The Strategy and Engagement Manager gave the following responses to member questions:


·         The Social Value Policy would set out the council’s commitment to delivering wider social benefits as part of its procurement process, meaning that cost would not be the only consideration, meaning it may not select the cheapest bid, if a higher bid could deliver other tangible benefits to the community.  The procurement process already permitted the council to weight cost against quality.  The draft policy would be tabled with Cabinet and the committee were welcome to review it in advance of this if they wished.
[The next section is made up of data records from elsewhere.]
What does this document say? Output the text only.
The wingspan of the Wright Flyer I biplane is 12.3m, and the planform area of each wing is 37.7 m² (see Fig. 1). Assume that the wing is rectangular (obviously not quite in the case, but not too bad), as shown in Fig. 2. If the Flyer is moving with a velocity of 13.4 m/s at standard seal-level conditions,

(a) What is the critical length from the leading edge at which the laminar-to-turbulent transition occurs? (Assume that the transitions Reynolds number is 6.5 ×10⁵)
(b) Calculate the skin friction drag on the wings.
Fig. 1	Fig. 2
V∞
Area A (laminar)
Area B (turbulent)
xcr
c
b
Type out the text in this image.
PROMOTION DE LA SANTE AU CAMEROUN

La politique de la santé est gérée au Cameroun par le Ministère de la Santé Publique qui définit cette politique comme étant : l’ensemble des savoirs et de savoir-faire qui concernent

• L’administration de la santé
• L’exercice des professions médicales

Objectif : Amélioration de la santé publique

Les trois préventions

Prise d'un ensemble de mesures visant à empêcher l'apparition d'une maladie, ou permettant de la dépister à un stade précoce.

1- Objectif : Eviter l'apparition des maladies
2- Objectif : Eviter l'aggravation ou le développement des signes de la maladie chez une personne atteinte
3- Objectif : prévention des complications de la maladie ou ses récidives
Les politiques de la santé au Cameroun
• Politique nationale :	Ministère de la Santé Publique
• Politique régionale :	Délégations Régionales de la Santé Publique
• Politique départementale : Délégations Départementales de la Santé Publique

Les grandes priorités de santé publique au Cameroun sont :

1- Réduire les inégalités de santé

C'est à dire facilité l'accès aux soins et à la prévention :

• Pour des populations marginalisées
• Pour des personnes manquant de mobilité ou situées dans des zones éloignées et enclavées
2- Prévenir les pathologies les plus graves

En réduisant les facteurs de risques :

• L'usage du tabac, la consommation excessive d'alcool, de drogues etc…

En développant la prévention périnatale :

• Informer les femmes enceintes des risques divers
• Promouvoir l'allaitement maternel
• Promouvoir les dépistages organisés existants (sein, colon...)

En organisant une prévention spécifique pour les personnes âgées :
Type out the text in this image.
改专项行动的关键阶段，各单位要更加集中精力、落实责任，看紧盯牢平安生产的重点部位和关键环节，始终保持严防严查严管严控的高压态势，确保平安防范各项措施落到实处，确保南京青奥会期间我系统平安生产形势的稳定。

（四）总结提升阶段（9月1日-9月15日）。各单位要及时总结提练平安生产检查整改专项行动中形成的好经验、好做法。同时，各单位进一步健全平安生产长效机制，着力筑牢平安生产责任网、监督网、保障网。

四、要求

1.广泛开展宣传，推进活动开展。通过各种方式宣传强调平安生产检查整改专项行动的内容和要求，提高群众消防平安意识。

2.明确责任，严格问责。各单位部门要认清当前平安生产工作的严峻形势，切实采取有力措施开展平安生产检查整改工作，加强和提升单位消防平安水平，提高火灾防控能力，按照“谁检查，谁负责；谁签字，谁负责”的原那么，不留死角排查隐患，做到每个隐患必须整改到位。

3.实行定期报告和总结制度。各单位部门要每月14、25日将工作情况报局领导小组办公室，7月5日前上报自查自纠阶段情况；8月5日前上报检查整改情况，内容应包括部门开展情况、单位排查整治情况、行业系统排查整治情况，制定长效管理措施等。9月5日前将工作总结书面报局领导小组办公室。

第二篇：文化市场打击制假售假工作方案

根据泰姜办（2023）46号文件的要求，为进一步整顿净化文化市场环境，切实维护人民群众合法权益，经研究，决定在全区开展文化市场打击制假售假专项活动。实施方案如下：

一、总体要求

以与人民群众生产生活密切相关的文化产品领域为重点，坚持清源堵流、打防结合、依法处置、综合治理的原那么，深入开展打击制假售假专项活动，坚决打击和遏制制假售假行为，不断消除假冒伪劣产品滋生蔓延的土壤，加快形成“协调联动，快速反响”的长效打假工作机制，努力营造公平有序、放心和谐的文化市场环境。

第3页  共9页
·         In light of the Cheltenham Cyber Business Park, Gloucestershire College had announced that they would be launching a huge cyber programme, which represented a great opportunity to provide people in Cheltenham with the skills and qualifications needed to fill the jobs that would be created as a result.  There were however, many schools in Cheltenham, that faced a major challenge to recruit GCSE and A-Level computer science teachers, and this was an issue.

·         An scheme called ‘Men in Sheds – Cheltenham’ worked to reduce social isolation in older men.

·         Assuming the council adopted a ‘Social Value Policy’, the inclusive growth could involve major sums of money and therefore there would need to be robust evaluation and the necessary governance in place.


Comments from members included:


  • A member questioned whether ‘social value’ would mean the council paying more just to make people happier and urged caution.  The Executive Director of People & Change reassured members that social value could be something as simple and cost effective as a contractor offering refurbished PCs to those in need. 
  • Members gave their support to a second year of commitment to the ‘No Child Left Behind’ project.
  • Social isolation and loneliness effected people of all ages and a member felt that a major issue was that there was more talking than there was action.  Whilst he acknowledged that organisations did arrange events, he stressed that in many cases people that were feeling socially isolated, wouldn’t attend these events without someone to take them. 
  • A member commented that skills and social mobility were interlinked and that a poor educational offer, made both impossible. 


The Chairman invited the Cabinet Member Healthy Lifestyles to address the committee.  She assured members that ‘social value’ did not necessarily mean the council would get less or spend more and gave the example of CBH, who under the ‘Empower’ project, had taken almost 300 unemployed people from the town and provided training and/or employment, with no impact on the service provided to the council and at no extra cost.  The cyber-park would involve major development and provided an opportunity to build in opportunities for young people in the west.  The Cabinet Member suggested that the issue of getting young people to where they need to be if there was a shortage of teachers, needed to be taken up at national level.  On the issue of ‘No Child Left Behind’ she reminded members that the Cheltenham Lottery Fund would be used to support this into the second year, but stressed the need to make longer term plans, beyond the initial two years.  On the issue of older people, she advised that discussions were underway with the Dementia Alliance, looking at what could be done across the borough.  


Members agreed that the data was sobering and in acknowledging the limited resources of the council, stressed that any interventions needed to be monitored, to ensure that they were effective. 


The committee were supportive of the development of a Social Value Policy and asked to be involved at an early stage, rather than immediately before it was taken to Cabinet.


The Chairman thanked the Strategy and Engagement Manager for his attendance.